Berlusconi accused of persuading witness to lie

From victim to suspect: A Naples judge has turned an extortion case on its head, stating Silvio Berlusconi should be investigated for persuading a witness to lie, while the accused – a Bari businessman – is freed from custody.

AN ITALIAN JUDGE has told prosecutors in Naples that they should begin an investigation into whether Silvio Berlusconi paid a Bari businessman to lie to magistrates about his now infamous “bunga-bunga” parties.

According to the ANSA news agency, the case was turned on its head yesterday when the judge recommended that prosecutors should probe the Premier for inducing Gianpaolo Tarantini to lie.

Up to that point, the case focused on Tarantini – who was accused of extorting large payments from Berlusconi in exchange for his cooperation in a prostitution case.

Prosecutors in Naples had said that the businessman had extorted hundreds of thousands of euros to ensure minimal publication of wiretaps of embarrassing conversations about the wild parties.

The wiretaps, which eventually were splashed across Italian newspapers, featured Berlusconi boasting after one party he “only did eight of them” and that he was only premier in his “spare time”.

Tarantini is suspected of providing women to attend the prime minister’s parties in his homes outside Milan. According to prosecutors, he recruited the women in the hopes of exchanging sex for public contracts from Berlusconi’s government.

The Italian PM does not deny making the payments but insists he thought he was helping a family in financial need.

Tarantini also claims that Berlusconi did not know he was paying women to attend the “bunga-bunga” parties with an aim to advance his business interests.

The Naples tribunal ruled that Berlusconi was fully aware the girls were escorts and ordered that Tarantini should be freed from jail.

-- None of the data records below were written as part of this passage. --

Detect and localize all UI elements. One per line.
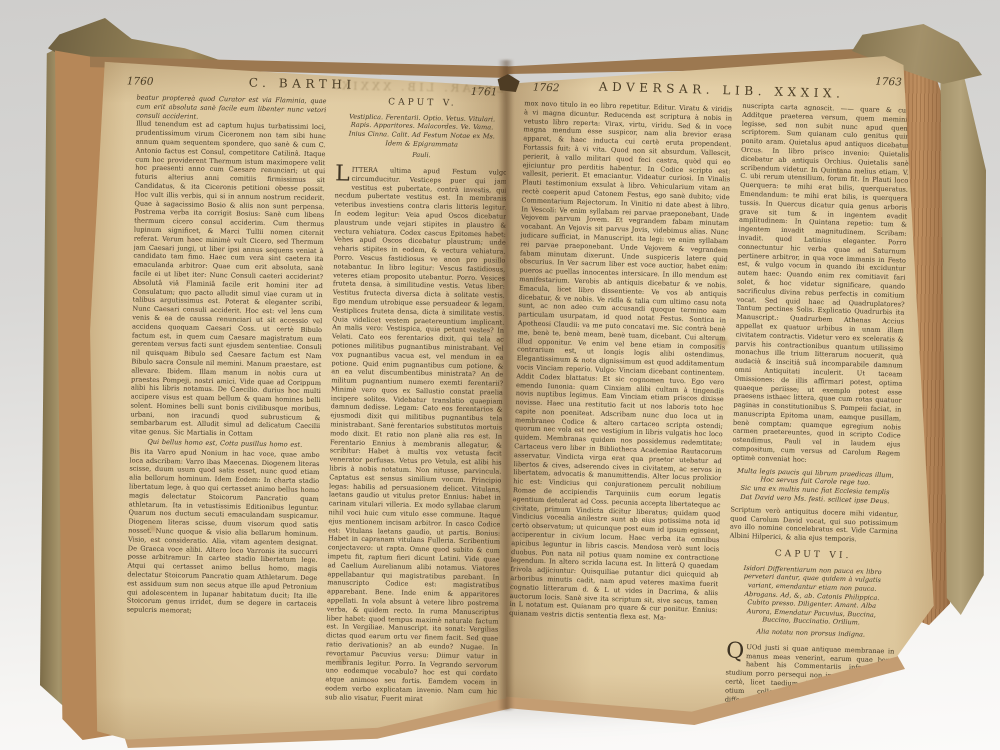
foxing-spot bbox=[148, 525, 157, 532]
paragraph: mox novo titulo in eo libro repetitur. E… bbox=[509, 99, 732, 624]
column-1760: beatur proptereà quod Curator est via Fl… bbox=[127, 94, 327, 618]
right-page-content: 1762 ADVERSAR. LIB. XXXIX. 1763 mox novo… bbox=[506, 48, 938, 728]
column-1763: nuscripta carta agnoscit. —— quare & cui… bbox=[724, 102, 910, 723]
left-page-content: ADVERSAR. LIB. XXXIX. 1760 C. BARTHI 176… bbox=[88, 55, 508, 745]
paragraph-with-dropcap: LITTERA ultima apud Festum vulgo circumd… bbox=[325, 165, 507, 705]
chapter-argument-tail: Pauli. bbox=[335, 150, 507, 162]
body-text: ITTERA ultima apud Festum vulgo circumdu… bbox=[325, 166, 507, 703]
page-number-1763: 1763 bbox=[875, 76, 902, 89]
column-1761: CAPUT V. Vestiplica. Ferentarii. Optio. … bbox=[325, 93, 508, 718]
drop-cap-Q: Q bbox=[726, 642, 747, 661]
paragraph: nuscripta carta agnoscit. —— quare & cui… bbox=[732, 102, 911, 467]
foxing-spot bbox=[338, 655, 348, 663]
paragraph: Bis ita Varro apud Nonium in hac voce, q… bbox=[127, 447, 320, 617]
book-gutter-shadow bbox=[498, 60, 514, 710]
foxing-spot bbox=[836, 168, 842, 174]
running-title-right: ADVERSAR. LIB. XXXIX. bbox=[599, 79, 845, 100]
running-title-left: C. BARTHI bbox=[249, 76, 356, 92]
epigram-verse: Multa legis paucis qui librum praedicas … bbox=[731, 466, 900, 506]
paragraph: Scriptum verò antiquitus docere mihi vid… bbox=[729, 505, 898, 545]
column-1762: mox novo titulo in eo libro repetitur. E… bbox=[506, 99, 732, 717]
chapter-argument: Isidori Differentiarum non pauca ex libr… bbox=[737, 564, 887, 629]
left-page: ADVERSAR. LIB. XXXIX. 1760 C. BARTHI 176… bbox=[88, 55, 508, 745]
paragraph: beatur proptereà quod Curator est via Fl… bbox=[136, 94, 326, 124]
chapter-argument: Vestiplica. Ferentarii. Optio. Vetus. Vi… bbox=[346, 112, 499, 149]
chapter-heading-caput-v: CAPUT V. bbox=[336, 97, 508, 109]
photo-background: ADVERSAR. LIB. XXXIX. 1760 C. BARTHI 176… bbox=[0, 0, 1000, 750]
foxing-spot bbox=[716, 338, 728, 346]
chapter-argument-tail: Alia notatu non prorsus indigna. bbox=[727, 626, 895, 640]
chapter-heading-caput-vi: CAPUT VI. bbox=[729, 549, 897, 563]
drop-cap-L: L bbox=[335, 165, 352, 183]
page-number-1760: 1760 bbox=[127, 75, 154, 88]
page-number-1762: 1762 bbox=[533, 82, 560, 95]
right-page: 1762 ADVERSAR. LIB. XXXIX. 1763 mox novo… bbox=[506, 48, 938, 728]
paragraph: Illud tenendum est ad captum hujus turba… bbox=[130, 120, 326, 440]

However, the businessman faces further probes in Bari for allegedly aiding and abetting prostitution. Prostitution is legal in Italy but profiting from it is not.

From victim to suspect

The judge has only made a recommendation to prosecutors and the PM is not yet under investigation. Previously, authorities had said he was a victim in this case.

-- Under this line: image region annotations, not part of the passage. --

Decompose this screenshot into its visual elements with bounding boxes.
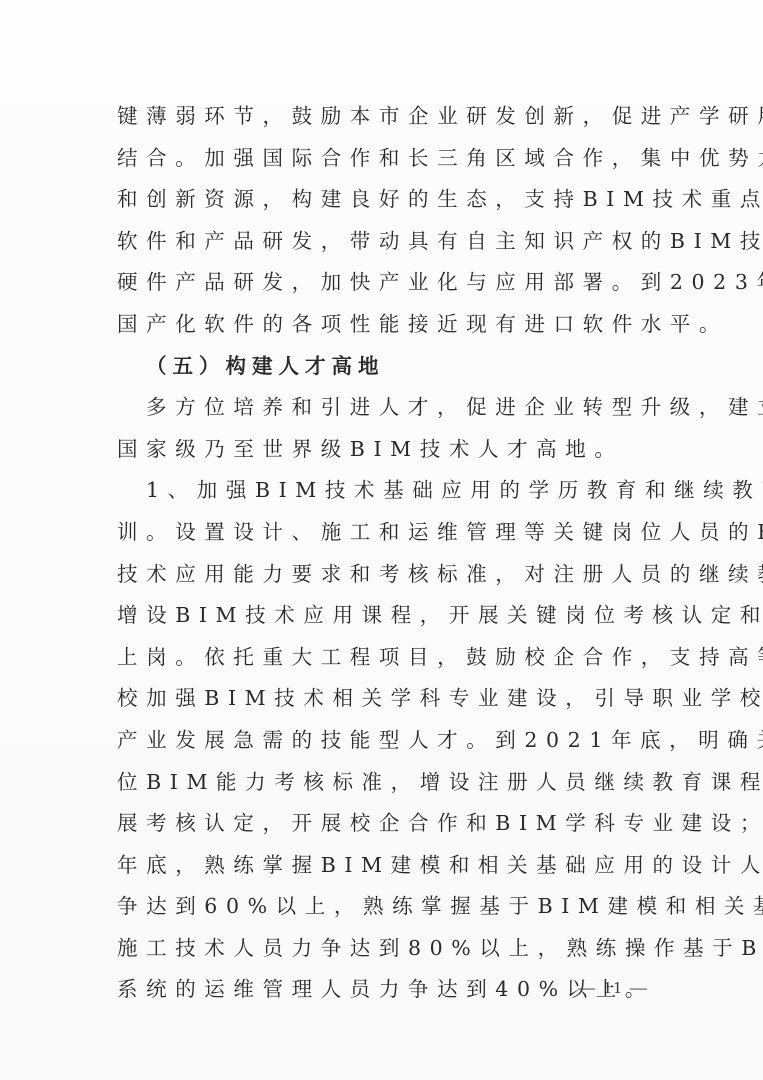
list-item-start: 1、加强BIM技术基础应用的学历教育和继续教育培 xyxy=(117,470,653,512)
text-line: 技术应用能力要求和考核标准，对注册人员的继续教育 xyxy=(117,554,653,596)
text-line: 位BIM能力考核标准，增设注册人员继续教育课程，开 xyxy=(117,762,653,804)
text-line: 硬件产品研发，加快产业化与应用部署。到2023年底， xyxy=(117,262,653,304)
page-number: — 11 — xyxy=(578,978,649,998)
text-line: 键薄弱环节，鼓励本市企业研发创新，促进产学研用相 xyxy=(117,96,653,138)
text-line: 上岗。依托重大工程项目，鼓励校企合作，支持高等学 xyxy=(117,637,653,679)
document-body: 键薄弱环节，鼓励本市企业研发创新，促进产学研用相 结合。加强国际合作和长三角区域… xyxy=(117,96,653,1011)
text-line: 产业发展急需的技能型人才。到2021年底，明确关键岗 xyxy=(117,720,653,762)
text-line: 展考核认定，开展校企合作和BIM学科专业建设；到2023 xyxy=(117,803,653,845)
text-line: 国家级乃至世界级BIM技术人才高地。 xyxy=(117,429,653,471)
text-line: 和创新资源，构建良好的生态，支持BIM技术重点领域 xyxy=(117,179,653,221)
text-line: 国产化软件的各项性能接近现有进口软件水平。 xyxy=(117,304,653,346)
text-line: 年底，熟练掌握BIM建模和相关基础应用的设计人员力 xyxy=(117,845,653,887)
text-line: 训。设置设计、施工和运维管理等关键岗位人员的BIM xyxy=(117,512,653,554)
text-line: 校加强BIM技术相关学科专业建设，引导职业学校培养 xyxy=(117,678,653,720)
text-line: 系统的运维管理人员力争达到40%以上。 xyxy=(117,969,653,1011)
text-line: 结合。加强国际合作和长三角区域合作，集中优势力量 xyxy=(117,138,653,180)
paragraph-start: 多方位培养和引进人才，促进企业转型升级，建立 xyxy=(117,387,653,429)
text-line: 施工技术人员力争达到80%以上，熟练操作基于BIM运维 xyxy=(117,928,653,970)
text-line: 增设BIM技术应用课程，开展关键岗位考核认定和持证 xyxy=(117,595,653,637)
text-line: 软件和产品研发，带动具有自主知识产权的BIM技术软、 xyxy=(117,221,653,263)
section-heading: （五）构建人才高地 xyxy=(117,346,653,388)
document-page: 键薄弱环节，鼓励本市企业研发创新，促进产学研用相 结合。加强国际合作和长三角区域… xyxy=(0,0,763,1080)
text-line: 争达到60%以上，熟练掌握基于BIM建模和相关基础应用 xyxy=(117,886,653,928)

The 74-year-old is already entangled in four separate court cases. Two concern accusations of suspected fraud at his Mediaset business empire, while another relates to charges of  paying for sex with an underage prostitute and then using his position and power to cover it up.

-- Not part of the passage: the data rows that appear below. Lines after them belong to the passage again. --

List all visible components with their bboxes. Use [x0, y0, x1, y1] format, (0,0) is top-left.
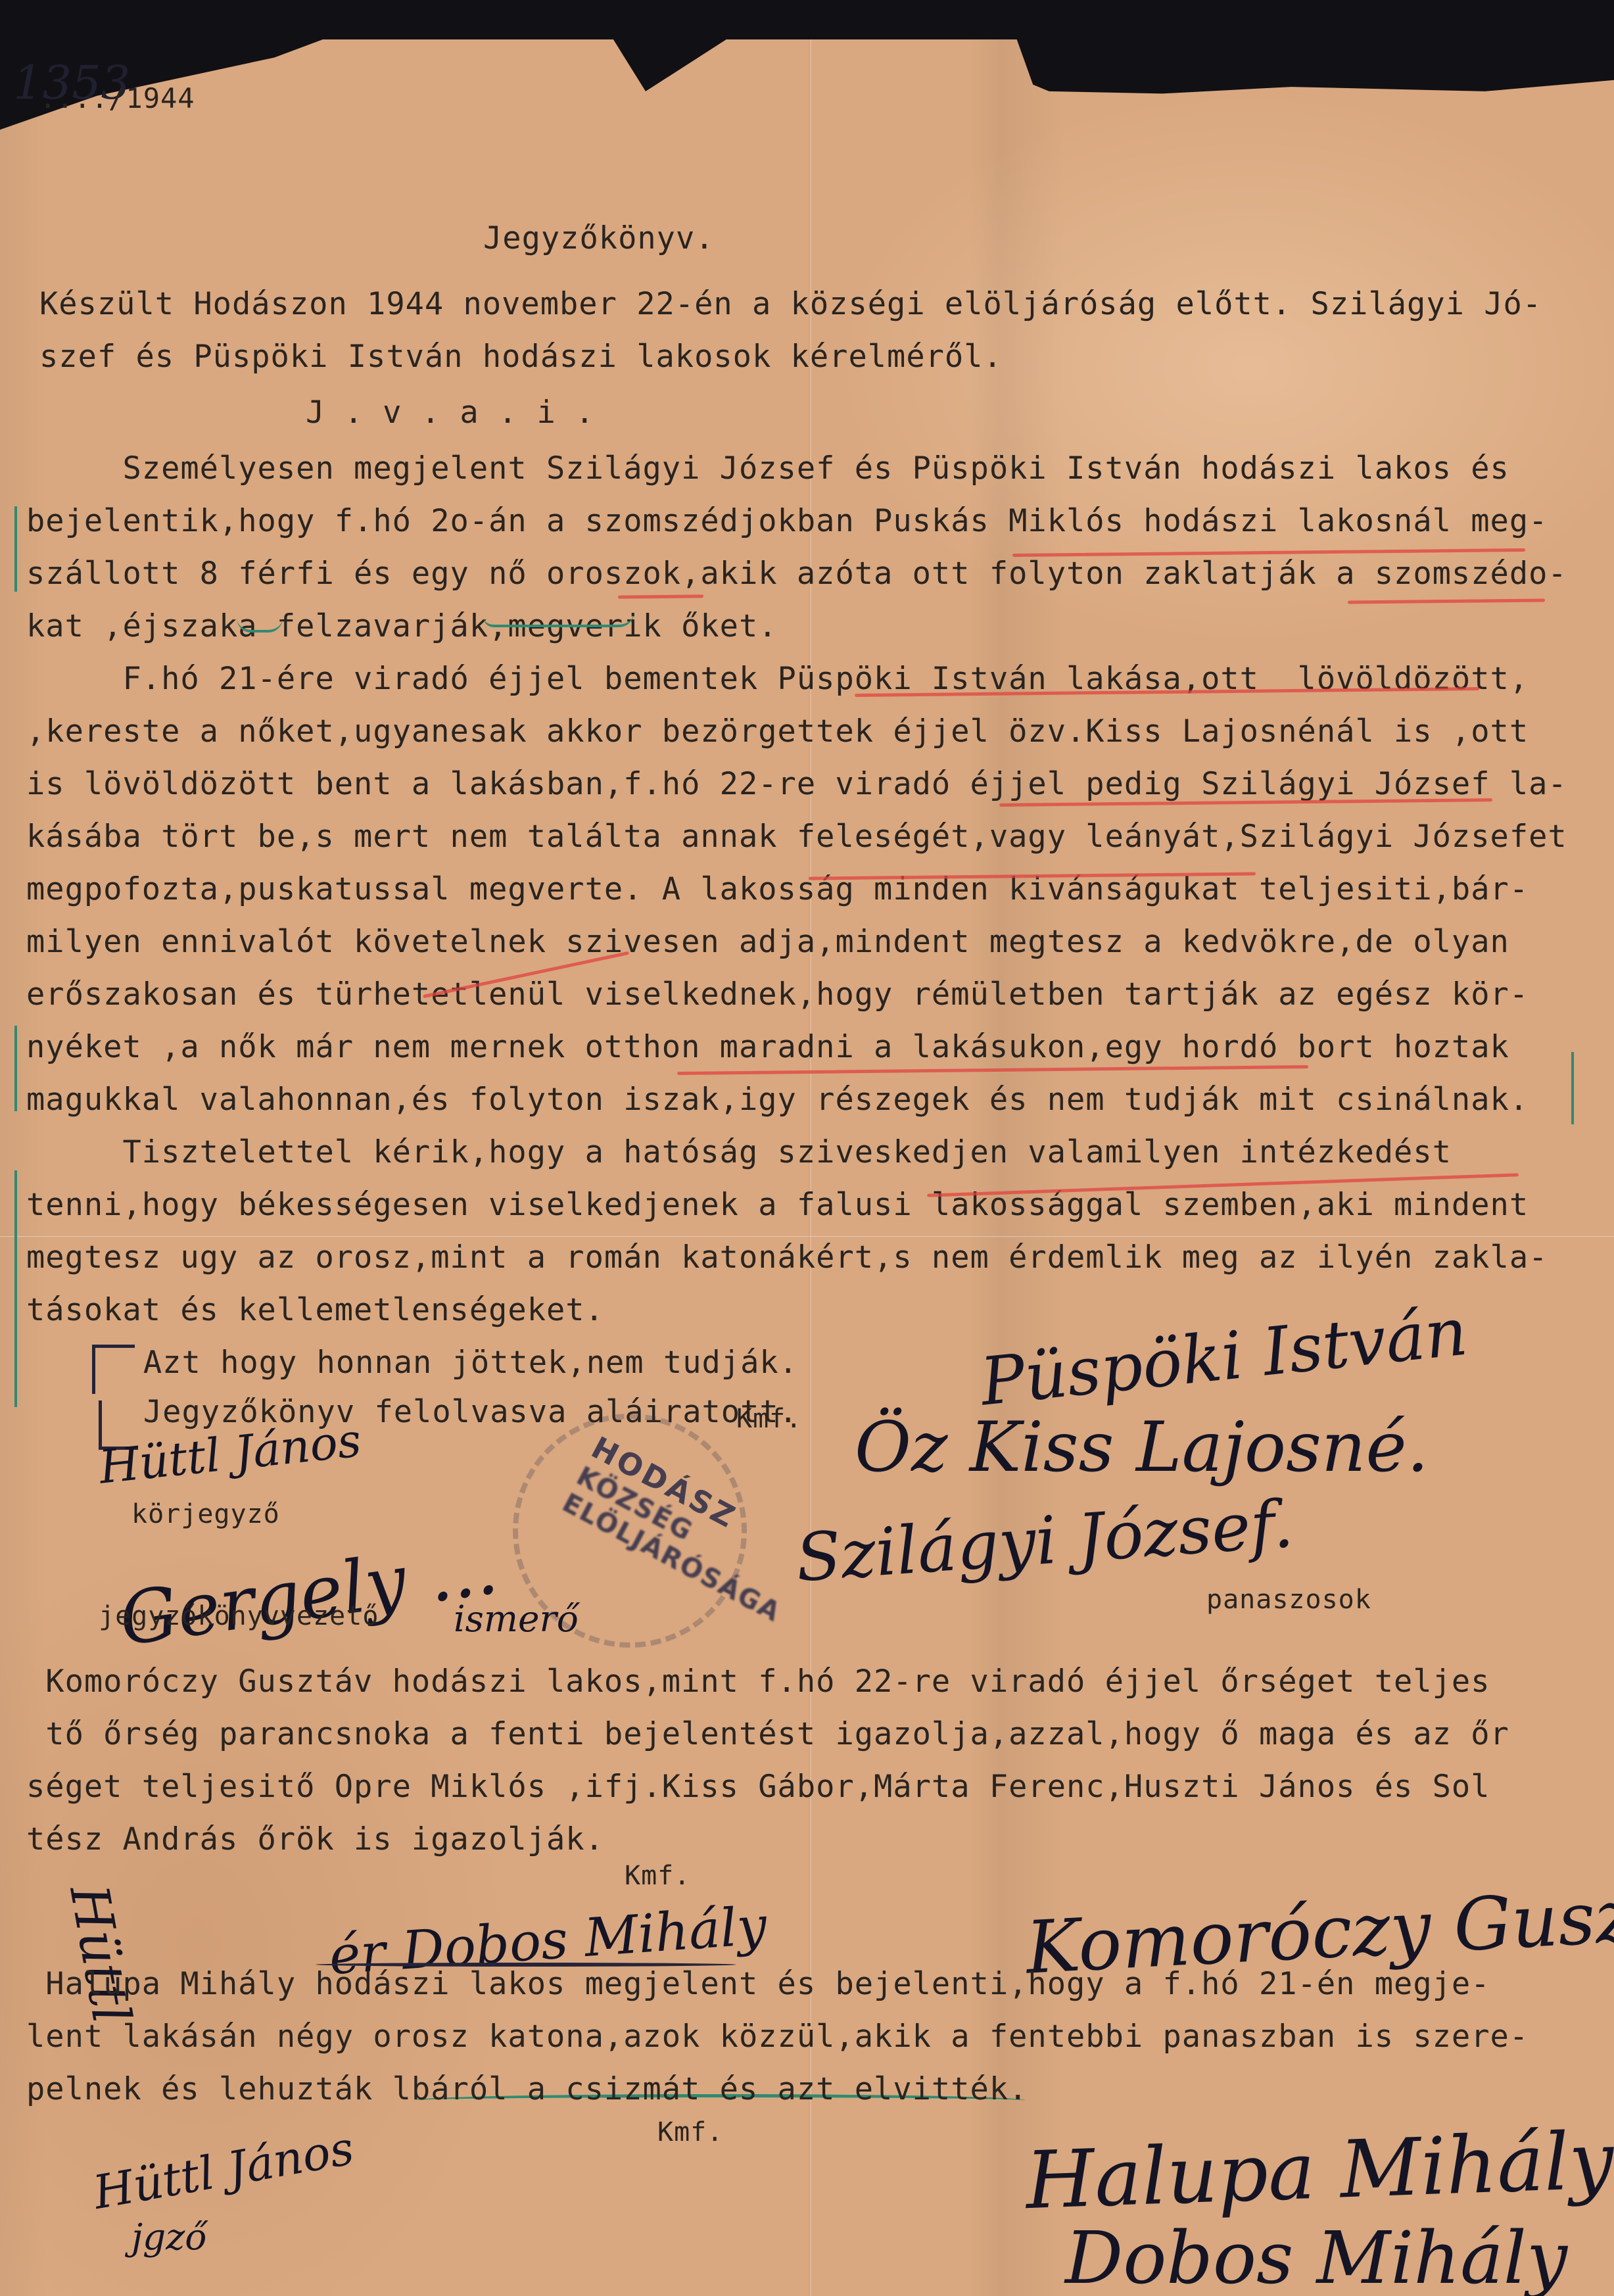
body-line: kat ,éjszaka felzavarják,megverik őket.	[26, 608, 778, 644]
green-margin-mark	[14, 1170, 17, 1407]
jvai-heading: J . v . a . i .	[306, 395, 594, 431]
bracket-mark	[92, 1345, 135, 1394]
body-line: ,kereste a nőket,ugyanesak akkor bezörge…	[26, 713, 1529, 750]
body-line: Tisztelettel kérik,hogy a hatóság szives…	[26, 1134, 1452, 1170]
reference-number-typed: ..../1944	[39, 82, 195, 114]
body-line: is lövöldözött bent a lakásban,f.hó 22-r…	[26, 766, 1567, 802]
section2-line: tő őrség parancsnoka a fenti bejelentést…	[26, 1716, 1509, 1752]
body-line: nyéket ,a nők már nem mernek otthon mara…	[26, 1029, 1509, 1065]
body-line: Azt hogy honnan jöttek,nem tudják.	[85, 1345, 798, 1381]
section2-line: séget teljesitő Opre Miklós ,ifj.Kiss Gá…	[26, 1769, 1490, 1805]
body-line: Személyesen megjelent Szilágyi József és…	[26, 450, 1509, 487]
signature-dobos-2: Dobos Mihály	[1065, 2216, 1567, 2296]
green-margin-mark	[14, 506, 17, 592]
korjegyzo-label: körjegyző	[131, 1499, 280, 1529]
green-margin-mark	[14, 1026, 17, 1111]
green-check-mark	[237, 618, 283, 633]
section3-line: lent lakásán négy orosz katona,azok közz…	[26, 2019, 1529, 2055]
section2-line: Komoróczy Gusztáv hodászi lakos,mint f.h…	[26, 1663, 1490, 1700]
body-line: bejelentik,hogy f.hó 2o-án a szomszédjok…	[26, 503, 1548, 539]
jegyzokonyvvezeto-label: jegyzőkönyvvezető	[99, 1601, 379, 1631]
body-line: magukkal valahonnan,és folyton iszak,igy…	[26, 1082, 1529, 1118]
panaszosok-label: panaszosok	[1206, 1585, 1371, 1615]
jegyzo-label: jgző	[131, 2216, 206, 2258]
body-line: erőszakosan és türhetetlenül viselkednek…	[26, 976, 1529, 1013]
body-line: megtesz ugy az orosz,mint a román katoná…	[26, 1239, 1548, 1276]
section3-line: pelnek és lehuzták lbáról a csizmát és a…	[26, 2071, 1028, 2107]
green-margin-mark	[1571, 1052, 1574, 1124]
body-line: tásokat és kellemetlenségeket.	[26, 1292, 604, 1328]
body-line: milyen ennivalót követelnek szivesen adj…	[26, 924, 1509, 960]
kmf-label: Kmf.	[625, 1861, 690, 1891]
body-line: Jegyzőkönyv felolvasva aláiratott.	[85, 1394, 798, 1430]
intro-line: szef és Püspöki István hodászi lakosok k…	[39, 339, 1003, 375]
signature-kiss-lajosne: Öz Kiss Lajosné.	[855, 1407, 1429, 1487]
body-line: szállott 8 férfi és egy nő oroszok,akik …	[26, 556, 1567, 592]
document-title: Jegyzőkönyv.	[483, 220, 715, 256]
body-line: megpofozta,puskatussal megverte. A lakos…	[26, 871, 1529, 907]
paper-fold-line	[0, 1236, 1614, 1238]
section2-line: tész András őrök is igazolják.	[26, 1821, 604, 1857]
body-line: tenni,hogy békességesen viselkedjenek a …	[26, 1187, 1529, 1223]
kmf-label: Kmf.	[736, 1404, 802, 1434]
intro-line: Készült Hodászon 1944 november 22-én a k…	[39, 286, 1542, 322]
green-check-mark	[483, 611, 634, 627]
section3-line: Halupa Mihály hodászi lakos megjelent és…	[26, 1966, 1490, 2002]
kmf-label: Kmf.	[657, 2117, 723, 2147]
body-line: kásába tört be,s mert nem találta annak …	[26, 819, 1567, 855]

The fourth case deals with suspicions that he bribed a British tax lawyer to perjure himself in court during a corruption trial in the 1990s.

According to ANSA, a fifth trial could also be imminent for involvement in the publication of illegally obtained wiretaps in his brother’s daily newspaper.

Berlusconi claims that the numerous trials are part of efforts by prosecutors to topple him from power.